Net profit was €576 million ($743.62 million), down from €1.84 billion in the same period in 2007. Sales fell 19.5 per cent to €12.7 billion, from €15.8 billion. The results came in below expectations, sending Nokia shares down more than 5 per cent in Helsinki to €9.66 ($12.47). The stock lost 58 per cent in 2008, its worst annual decline since at least 1992.

Nokia sold 15 per cent fewer phones in the quarter than a year earlier and cut its industry sales forecast for a third time since November. The global economic crisis has hurt consumer demand, leading competitors Motorola Inc. and Sony Ericsson Mobile Communications Ltd. to post losses. Espoo, Finland-based Nokia plans to preserve cash by cutting costs and its dividend.

Nokia proposed cutting its 2008 dividend to 40 cents from 53 cents the previous year, the first cut since the payout for 2001. Nokia said profitability at its main devices and services unit would be lower in the first half. It forecast an operating margin of more than 10 per cent in the first half and between 13 per cent and 19 per cent in the second half. It had previously predicted the margin would be in the teens for the entire year.

''In recent weeks, the macroeconomic environment has deteriorated rapidly, with even weaker consumer confidence, unprecedented currency volatility and credit tightness continuing to impact the mobile communications industry,'' CEO Olli-Pekka Kallasvuo said in the statement. ''We are taking action to reduce overall costs and to preserve our strong capital structure.''

The company aims to cut annual costs at the devices and services unit by more than 700 million euros by the end of 2010. The fourth-quarter operating margin excluding one-time items was 12.1 per cent, down from 22.8 per cent a year earlier. Earnings per share excluding one-time items and issues related to purchase-price accounting fell to 26 cents from 48 cents a year earlier. Analysts had predicted earnings of 30 cents on that basis. Nokia booked €747 million of charges, mainly for goodwill amortization and restructuring measures.

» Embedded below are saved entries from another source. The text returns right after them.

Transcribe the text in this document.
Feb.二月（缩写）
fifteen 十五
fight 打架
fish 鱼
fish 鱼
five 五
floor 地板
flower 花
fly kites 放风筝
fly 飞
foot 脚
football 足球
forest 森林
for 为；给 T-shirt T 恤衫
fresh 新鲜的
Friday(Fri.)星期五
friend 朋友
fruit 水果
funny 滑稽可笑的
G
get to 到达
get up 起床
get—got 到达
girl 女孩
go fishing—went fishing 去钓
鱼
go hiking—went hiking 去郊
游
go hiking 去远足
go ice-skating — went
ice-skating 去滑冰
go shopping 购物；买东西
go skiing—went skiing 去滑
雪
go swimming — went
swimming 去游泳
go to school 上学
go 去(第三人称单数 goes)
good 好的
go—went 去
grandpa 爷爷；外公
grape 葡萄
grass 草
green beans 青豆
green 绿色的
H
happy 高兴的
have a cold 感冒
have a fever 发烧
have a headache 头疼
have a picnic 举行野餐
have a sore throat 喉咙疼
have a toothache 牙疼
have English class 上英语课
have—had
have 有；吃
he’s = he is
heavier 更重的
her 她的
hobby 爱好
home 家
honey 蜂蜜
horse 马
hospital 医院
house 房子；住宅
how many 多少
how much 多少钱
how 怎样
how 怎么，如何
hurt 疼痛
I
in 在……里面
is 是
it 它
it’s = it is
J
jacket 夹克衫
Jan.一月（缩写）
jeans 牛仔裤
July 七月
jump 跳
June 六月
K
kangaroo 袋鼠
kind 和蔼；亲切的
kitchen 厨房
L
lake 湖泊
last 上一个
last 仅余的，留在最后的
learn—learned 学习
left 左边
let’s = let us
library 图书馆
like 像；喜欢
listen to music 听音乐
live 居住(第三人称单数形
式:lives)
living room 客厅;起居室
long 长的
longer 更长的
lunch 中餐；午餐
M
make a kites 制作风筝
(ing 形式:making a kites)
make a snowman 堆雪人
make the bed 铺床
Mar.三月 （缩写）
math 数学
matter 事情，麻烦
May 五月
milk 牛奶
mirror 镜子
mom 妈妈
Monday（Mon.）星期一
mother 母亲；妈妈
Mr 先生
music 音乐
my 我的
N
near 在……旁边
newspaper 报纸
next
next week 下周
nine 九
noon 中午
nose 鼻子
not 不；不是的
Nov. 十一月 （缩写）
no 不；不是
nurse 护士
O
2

Nokia said its share of the handset market fell to 37 per cent, down from 38 per cent in the previous quarter and 40 per cent in the fourth quarter of 2007. The company said it expects to maintain its market share at the same level in the first three months of 2009, and maintains its target of increasing market share in the full year.

In advanced models, Nokia has lost ground to Apple Inc.'s iPhone and Research In Motion Ltd.'s BlackBerry models. The Finnish company started selling its first touch-screen device in the fourth quarter, more than a year after the first iPhone went on sale, and has vowed to regain market share in smartphones, which can access the Internet.

Motorola, the market leader until a decade ago, announced last week it would cut a further 4,000 jobs as demand languishes under the strain of the recession. The company shipped half as many phones in the fourth quarter as a year earlier, and reported a loss as revenue fell as much as 27 per cent. (See: Motorola to slash 4,000 jobs, equivalent to 6 per cent of workforce)

Sony Ericsson, the mobile-phone venture between Ericsson AB and Sony Corp., said last week it aims to return to profit in the second half of this year after posting two consecutive quarterly losses. (See: Ericsson beats market blues, will still lay off 5,000 bracing for 2009)

Earlier Thursday, South Korea's LG Electronics Inc. said its mobile phone shipments grew 8 per cent in the fourth quarter, though the company swung to a net loss because of other units.